Cite as: http://hdl.handle.net/21.11116/0000-0007-AB00-8
Abstract
In this work, two approaches for simulating X‐ray absorption (XA) spectra with the complete active space self‐consistent field (CASSCF) linear response (LR) method are introduced. The first approach employs the well‐known core‐valence separation (CVS) approximation, which is predominantly used by many other electronic structure methods for simulating X‐ray spectra. The second ansatz uses the harmonic Davidson algorithm for finding interior eigenvalues that lie close to a target excitation energy shift and virtually solves a shifted‐and‐inverted (S&I) generalized eigenvalue problem. LR‐CASSCF K‐edge transition energies are systematically blueshifted though have consistently smaller errors than those of the CAS or restricted active space (RAS) configuration interaction (CI) methods. For simple molecules at which the core hole can only be created at a single site, the state‐specific RASSCF or n‐electron valence second‐order perturbation theory/RASCI gave more accurate principal K‐edge excitation energies.
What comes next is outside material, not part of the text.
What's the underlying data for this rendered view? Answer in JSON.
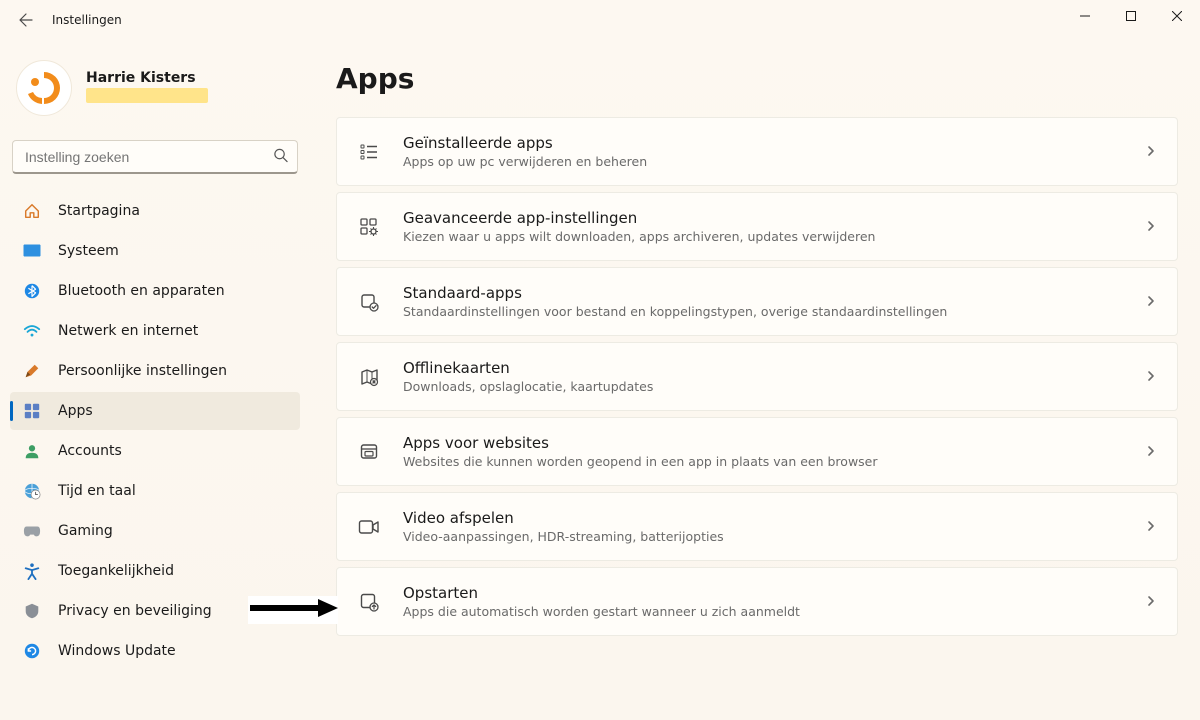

If the core hole can be created at multiple sites, the LR‐CASSCF approaches perform much better than RASSCF. Moreover, we observed that the LR‐CASSCF variants were the only MR methods discussed here that predicted correctly the order of O K‐edge features in the ozone molecule and the permanganate ion. The peak separation of edge features in ozone was as accurate as with equation‐of‐motion coupled cluster singles and doubles. The error of the CVS approximation turned out to be very system dependent and in some cases amounted up to 1.0 eV for the K‐edge excitation energies. Those CVS errors are still acceptable if one considers the observed deviation from the experimental reference by 5–11 eV. The deviations made in the XAS intensities were even more pronounced. CVS and the full S&I oscillator strengths could differ even by a factor of 2.8. Since the S&I approach is at least as efficient as the LR‐CASSCF method for valence excitations, future endeavors to improve the accuracy by accounting for dynamic correlation could be built on top of the full S&I approach.